Saya juga harus mengenalkan kepada kalian, di keluargaku sebelum Saya lahir sudah ada yang lebih duluan lahir namanya Santi Sutisman biasa dipanggil Teteh, dia adalah sosok seorang muslimah yang sangat ingin membahagiakan kedua orang tua. Iya, orang tua dia juga orang tua Saya kok.
Dan tentu saja anggota keluarga terakhir adalah Saya, Anak laki-laki satu-satunya, nama Saya? Tidak usah dibahas. Paling ganteng, paling nakal, penakut tapi pinter, bagian pinter itu bukan Saya yang bilang lho, itu kata orang yang sengaja Saya tulis biar Saya punya sisi positif.
Dari kecil Saya memang senang menggambar, besar diasuh oleh tontonan kartun di televisi, tidak berhenti menggambar bahkan sampai hari ini. Hobby Saya ini pun akhirnya menjadi profesi ketika tahun 2013 Saya diterima sebagai ilustrator 2D di sebuah studio game di Bandung bernama Oray Studio. Sekarang Saya sedang senang menulis, lebih tepatnya mengetik di keyboard untuk menuangkan pemikiran Saya kedalam bentuk teks.
Saya bertahan menjadi anak bungsu sampai awal tahun 1995, saat itulah adik pertama Saya lahir Rofi’urrohmah Sutrisman biasa dipanggil Opi.
“Apa? Roti..??, Bagus yaa namanya Roti.”
“bukan… Rofi.”
“Rompi..??.”
“Bukaannn… Rofi.”
Paman Saya sempat kebingungan menyebutkan nama adik Saya yang satu ini ketika pertama kali diperkenalkan kepada keluarga besar Mamah, itulah sebabnya sampai sekarang nama kontak dia di handphone Saya adalah Roti.
Rofi juga seorang muslimah yang sangat ingin membahagiakan orang tuanya, menjadikan Mamah dan Teteh sebagai role model awal,untungnya tidak menjadikan Saya sebagai role model. kini dia sudah kuliah di jurusan PGSD UPI, ketika Saya hubungi via pesan whatsapps dia mengaku sudah di semester 6, apa mau dikata, Saya tidak bisa menyanggahnya.
Rofi sangat senang menulis, entah darimana minat itu pertama kali muncul. Salah satu tulisannya berhasil masuk kompilasi cerpen indi, Saya bangga.
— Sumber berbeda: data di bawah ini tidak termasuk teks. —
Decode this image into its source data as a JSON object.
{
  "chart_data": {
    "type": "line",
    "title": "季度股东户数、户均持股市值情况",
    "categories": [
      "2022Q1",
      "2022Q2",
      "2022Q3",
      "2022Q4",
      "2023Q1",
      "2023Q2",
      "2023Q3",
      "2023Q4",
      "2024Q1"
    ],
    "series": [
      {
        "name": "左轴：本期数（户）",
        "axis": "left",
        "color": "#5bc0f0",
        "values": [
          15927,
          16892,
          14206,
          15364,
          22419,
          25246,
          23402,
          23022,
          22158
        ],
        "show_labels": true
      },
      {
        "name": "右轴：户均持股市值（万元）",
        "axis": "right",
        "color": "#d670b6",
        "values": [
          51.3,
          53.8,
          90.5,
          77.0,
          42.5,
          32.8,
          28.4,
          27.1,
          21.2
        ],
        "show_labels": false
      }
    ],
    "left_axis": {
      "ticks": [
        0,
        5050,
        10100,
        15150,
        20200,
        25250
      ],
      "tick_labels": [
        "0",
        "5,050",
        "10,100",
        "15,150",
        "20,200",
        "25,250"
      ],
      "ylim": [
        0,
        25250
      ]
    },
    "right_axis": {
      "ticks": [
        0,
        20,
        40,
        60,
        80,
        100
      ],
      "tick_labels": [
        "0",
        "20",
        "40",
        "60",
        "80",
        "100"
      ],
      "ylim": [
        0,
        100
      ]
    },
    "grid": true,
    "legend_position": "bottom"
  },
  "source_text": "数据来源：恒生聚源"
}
Saya pun sedang menekuni hal yang sama, entah siapa yang ketularan atau menularkan pertama kali, tapi sisi positifnya Saya jadi memiliki seorang teman sekaligus saingan yang bisa diajak berbagi dan berlomba untuk urusan menulis.
Posisi Rofi sebagai anak bungsu pun tidak bertahan lama, lima tahun kemudian gelar bungsu diambil alih oleh Salma Nursabila biasa dipanggil De Salma, dia pun menambahkan kata Sutrisman pada namanya sendiri ketika mengetahui saudara-saudarinya memiliki kata itu di akhiran nama mereka.
Salma sangat cengeng gampang menangis, cerewet, tapi setiap kali beradu argumen selalu berakhir dengan air mata. Mungkin dengan bertambahnya usia, intensitas menangis pun jadi berkurang, sekarang Salma duduk di bangku kelas 3 Tsanawiyyah, dia sedang asyik menikmati masa remajanya dengan berbagai aktivitas sekolah terutama ekskul marching band, dia selalu bersemangat setiap kali menceritakan ekskul yang diikutinya itu tampil di luar kota.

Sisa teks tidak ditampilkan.